A grandiloquência wagneriana de coros lúgubres, seguida de assaltos de guitarra da canção California Über Alles, dos Dead Kennedys, virou um símbolo de resistência nos últimos 26 anos. Uma das bandas punk do final dos anos 1970 menos tocadas, menos cortejadas pelas gravadoras (sempre fez discos por selos independentes) e revistas especializadas, menos entrevistadas e das mais influentes da história, a californiana Dead Kennedys e seus hinos ganham uma primeira biografia de fôlego. E o que é mais interessante: a partir de um recorte curto, a feitura do seu primeiro disco.
Dead Kennedys – Fresh Fruit for Rotting Vegetables (Edições Ideal, 240 páginas, R$ 59,90) é muito mais do que a história de como as 14 faixas do álbum se tornaram símbolos de resistência política. O autor, Alex Ogg, acredita com tranquila convicção que Fresh Fruit for Rotting Vegetables, que chegou num momento de esgotamento do punk britânico, é um disco mais importante do que a tríade do punk: os álbuns Never Mind the Bollocks (Sex Pistols), The Ramones (Ramones) e London Callling (The Clash).

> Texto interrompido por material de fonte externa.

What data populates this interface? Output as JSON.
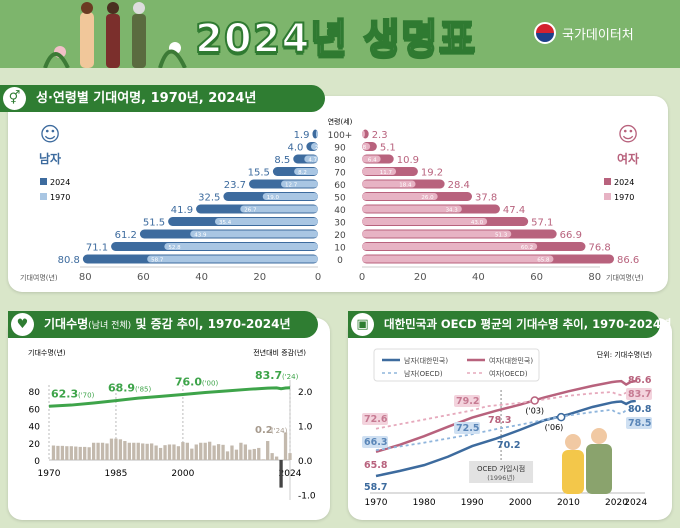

Ogg conta duas histórias: a de como a banda construiu sua lenda e a de como ele sofreu horrores para publicar um livro sobre o grupo. Ogg tinha sido procurado em 2005 pela banda para escrever notas de encarte para a reedição do seu primeiro disco. Mas, a essa altura, a banda já estava afundada em ações judiciais e seus principais integrantes (o vocalista Jello Biafra, o baixista Klaus Flouride e o vocalista East Bay Ray) tinham tudo, menos afeto uns pelos outros.
“A mesquinharia não tinha fim. Os dez rascunhos acabaram ultrapassando 64 mil palavras; tínhamos espaço para cinco mil. A certa altura, um funcionário da Alternative Tentacles (selo dos Dead Kennedys posteriormente administrado por Biafra) reclamou que eu, sozinho, havia quebrado sua impressora. Houve um longo debate telefônico para decidir se seria permitido que um integrante da banda usasse o pronome pessoal no singular ao invés do plural. Nas cada vez mais desesperadas tentativas de apaziguamento, eu acabei colocando aspas para provar que as ideias de todos eles estavam corretamente representadas”, conta o escritor.
Os Dead Kennedys surgiram no mesmo cenário em que o movimento beatnik eclodiu. Tudo começa com um anúncio do guitarrista Ray na loja Aquarius Records, de São Francisco, em 1978. “Guitarrista quer começar uma nova banda punk ou new wave”).
East Bay, nome que indicava a região de onde vinha, não era um inepto musical: tinha começado a tocar aos 12 anos, ouvira muito Duke Ellington na infância e conhecia Scotty Moore (guitarrista de Elvis) e Syd Barrett. O primeiro a responder ao anúncio foi Eric Boucher, que vinha do Colorado – e que depois escolheria aleatoriamente o codinome Jello Biafra (“jello” parodiava certa gelatina), punk que chegou a ser candidato à prefeitura de São Francisco.
Biafra adorava Blue Öyster Cult e Allen Ginsberg e tinha formação política, providenciada pelos pais intelectuais. O próximo a responder ao anúncio seria o baixista Klaus Flouride, que já tinha uma bagagem musical, tinha gravado com MC5 e Stooges.
O Dead Kennedys fez sua estreia no Mabuhay Gardens em 19 de julho de 1978. Ali começaria uma reputação de bola de demolição e também de barricada de problemas. O prêmio Pulitzer Herb Caen reclamou publicamente do nome Dead Kennedys, achando que era uma falta de respeito para com a família mais adorada da América.
O clube Mabuhay recebeu diversas ameaças de bomba durante suas apresentações e havia um caminhão de bombeiros do lado de fora. Mas a casa estava lotada. Como Biafra contou a Ogg, “todas as mentes estranhas da área se arrastaram das profundezas para nos ver”. Essas sessões são magnificamente reconstituídas.
Demonstrando um nível de consciência política acima de seus pares, fizeram de canções como Holiday in Cambodia e Kill the Poor antenas de uma disposição revolucionária. “Somos terroristas culturais, usando a música ao invés de armas”, disse Biafra. East Bay conta que Biafra sempre gostou mais de dar entrevistas, mas que as ideias não lhe pertenciam, como querem fazer crer. Hoje em dia, East Bay Ray e Jello Biafra andam por aí em bandas diferentes, não se falam e vivem às turras. Ambos vieram recentemente a São Paulo, devidamente separados pela vida. As informações são do jornal O Estado de S. Paulo.